In October 2004, "Promised Land" appeared in the video game Grand Theft Auto: San Andreas. Within the game, the song could be heard playing on the fictional House Music radio station SF-UR.

He later launched his own record label Indie Art Music. The label works with notable producers and artists from all over the globe including George Clinton amongst others. Indie Art Music set out with the goal of creating mainstream music in all genres with the ability to distribute, market, publish, and produce all within one single company. While the focus is on mainstream areas of the industry, Indie Art Music developed and worked with new artists like Amy DB of Chicago, Greg Tanoose of Austin, among others.
Merging in 2023 with the Atlantic Traxx Group run by legendary industry music manager and A&R Michael Hague to form IAM TRAXX the joint label continues the original label's ethics of releasing quality dance and electronic music of all genres from both major and upcoming artists worldwide.
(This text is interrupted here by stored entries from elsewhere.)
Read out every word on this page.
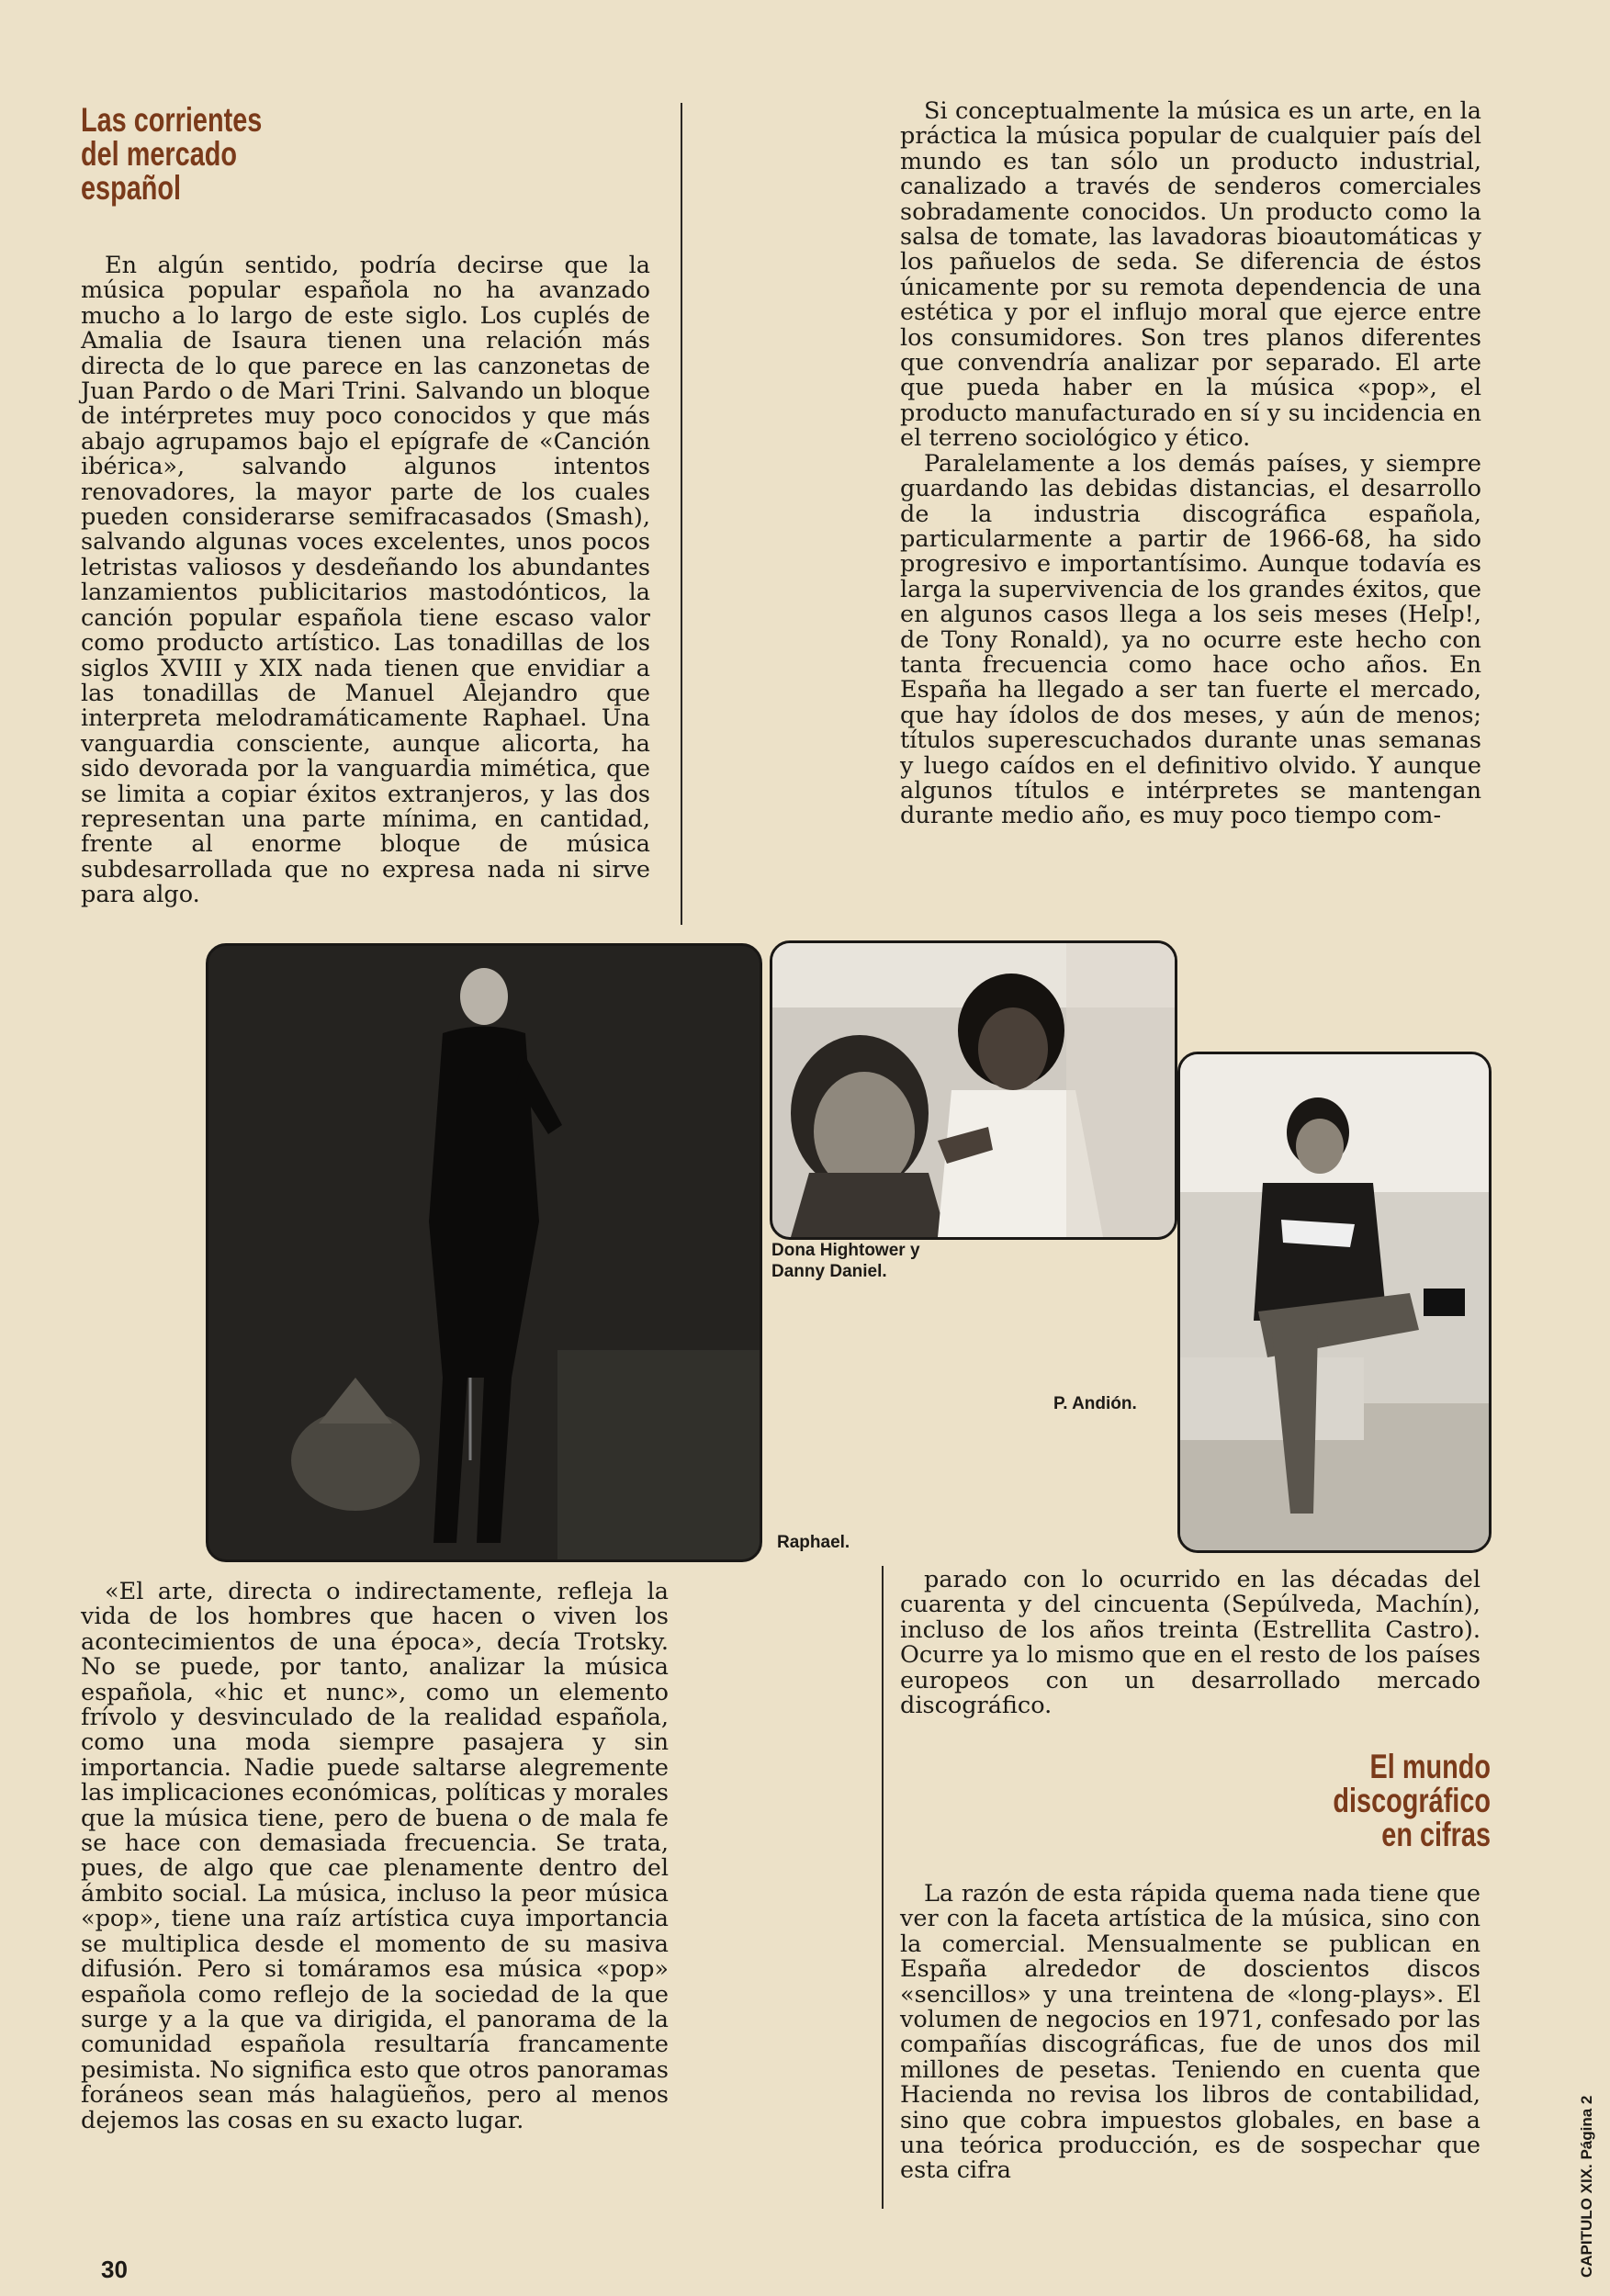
Las corrientes
del mercado
español

En algún sentido, podría decirse que la música popular española no ha avanzado mucho a lo largo de este siglo. Los cuplés de Amalia de Isaura tienen una relación más directa de lo que parece en las canzonetas de Juan Pardo o de Mari Trini. Salvando un bloque de intérpretes muy poco conocidos y que más abajo agrupamos bajo el epígrafe de «Canción ibérica», salvando algunos intentos renovadores, la mayor parte de los cuales pueden considerarse semifracasados (Smash), salvando algunas voces excelentes, unos pocos letristas valiosos y desdeñando los abundantes lanzamientos publicitarios mastodónticos, la canción popular española tiene escaso valor como producto artístico. Las tonadillas de los siglos XVIII y XIX nada tienen que envidiar a las tonadillas de Manuel Alejandro que interpreta melodramáticamente Raphael. Una vanguardia consciente, aunque alicorta, ha sido devorada por la vanguardia mimética, que se limita a copiar éxitos extranjeros, y las dos representan una parte mínima, en cantidad, frente al enorme bloque de música subdesarrollada que no expresa nada ni sirve para algo.

Si conceptualmente la música es un arte, en la práctica la música popular de cualquier país del mundo es tan sólo un producto industrial, canalizado a través de senderos comerciales sobradamente conocidos. Un producto como la salsa de tomate, las lavadoras bioautomáticas y los pañuelos de seda. Se diferencia de éstos únicamente por su remota dependencia de una estética y por el influjo moral que ejerce entre los consumidores. Son tres planos diferentes que convendría analizar por separado. El arte que pueda haber en la música «pop», el producto manufacturado en sí y su incidencia en el terreno sociológico y ético.

Paralelamente a los demás países, y siempre guardando las debidas distancias, el desarrollo de la industria discográfica española, particularmente a partir de 1966-68, ha sido progresivo e importantísimo. Aunque todavía es larga la supervivencia de los grandes éxitos, que en algunos casos llega a los seis meses (Help!, de Tony Ronald), ya no ocurre este hecho con tanta frecuencia como hace ocho años. En España ha llegado a ser tan fuerte el mercado, que hay ídolos de dos meses, y aún de menos; títulos superescuchados durante unas semanas y luego caídos en el definitivo olvido. Y aunque algunos títulos e intérpretes se mantengan durante medio año, es muy poco tiempo com-

Raphael.

Dona Hightower y
Danny Daniel.

P. Andión.

«El arte, directa o indirectamente, refleja la vida de los hombres que hacen o viven los acontecimientos de una época», decía Trotsky. No se puede, por tanto, analizar la música española, «hic et nunc», como un elemento frívolo y desvinculado de la realidad española, como una moda siempre pasajera y sin importancia. Nadie puede saltarse alegremente las implicaciones económicas, políticas y morales que la música tiene, pero de buena o de mala fe se hace con demasiada frecuencia. Se trata, pues, de algo que cae plenamente dentro del ámbito social. La música, incluso la peor música «pop», tiene una raíz artística cuya importancia se multiplica desde el momento de su masiva difusión. Pero si tomáramos esa música «pop» española como reflejo de la sociedad de la que surge y a la que va dirigida, el panorama de la comunidad española resultaría francamente pesimista. No significa esto que otros panoramas foráneos sean más halagüeños, pero al menos dejemos las cosas en su exacto lugar.

parado con lo ocurrido en las décadas del cuarenta y del cincuenta (Sepúlveda, Machín), incluso de los años treinta (Estrellita Castro). Ocurre ya lo mismo que en el resto de los países europeos con un desarrollado mercado discográfico.

El mundo
discográfico
en cifras

La razón de esta rápida quema nada tiene que ver con la faceta artística de la música, sino con la comercial. Mensualmente se publican en España alrededor de doscientos discos «sencillos» y una treintena de «long-plays». El volumen de negocios en 1971, confesado por las compañías discográficas, fue de unos dos mil millones de pesetas. Teniendo en cuenta que Hacienda no revisa los libros de contabilidad, sino que cobra impuestos globales, en base a una teórica producción, es de sospechar que esta cifra

30	CAPITULO XIX. Página 2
In 2023 he formed a joint partnership with Michael Hague's established Angel Artists management company (Goldie, Foxy Brown, Tyra Banks, Tyree, Mark Picchiotti, Man Parrish, Bobby 'O', Beatmasters, The Grid as well as several Oscar, Grammy and Brit award winning artists), forming artist/music management company I.A.M Management representing and working with a plethora of artists side by side with various Grammy award winning producers and artists along with an extensive list of various industry contacts of both Joe and Michael's to make sure their clients get the best out of their careers.

===Current work===
Joe Smooth is a musician and producer, who has worked as a remixer, producer, engineer, and writer. He has earned gold and platinum record awards for his work, work behind the scenes with Grammy award-winning artists. Notable artists he has worked with include Bros, Whitney Houston, Donnell Jones, Destiny's Child, Sisqó, Frankie Knuckles, Marshall Jefferson, A Guy Called Gerald, Lil Louis, D'Bora, Tyree Cooper, Fast Eddie, Fingers Inc., Art of Noise, Sterling Void, Pet Shop Boys, Janet Jackson, the Style Council, New Order, and Steve Hurley. He launched a record label in 2015, Indie Art Music which merged with the Atlantic Traxx Group in 2023 forming IAM Traxx, and has topped digital charts Traxsource and Beatport for song sales. As well as working as Joe Smooth, he also works as Smooth Angel with Mike Angel on productions and remixes focusing on a US and UK mix for each commission and their own releases.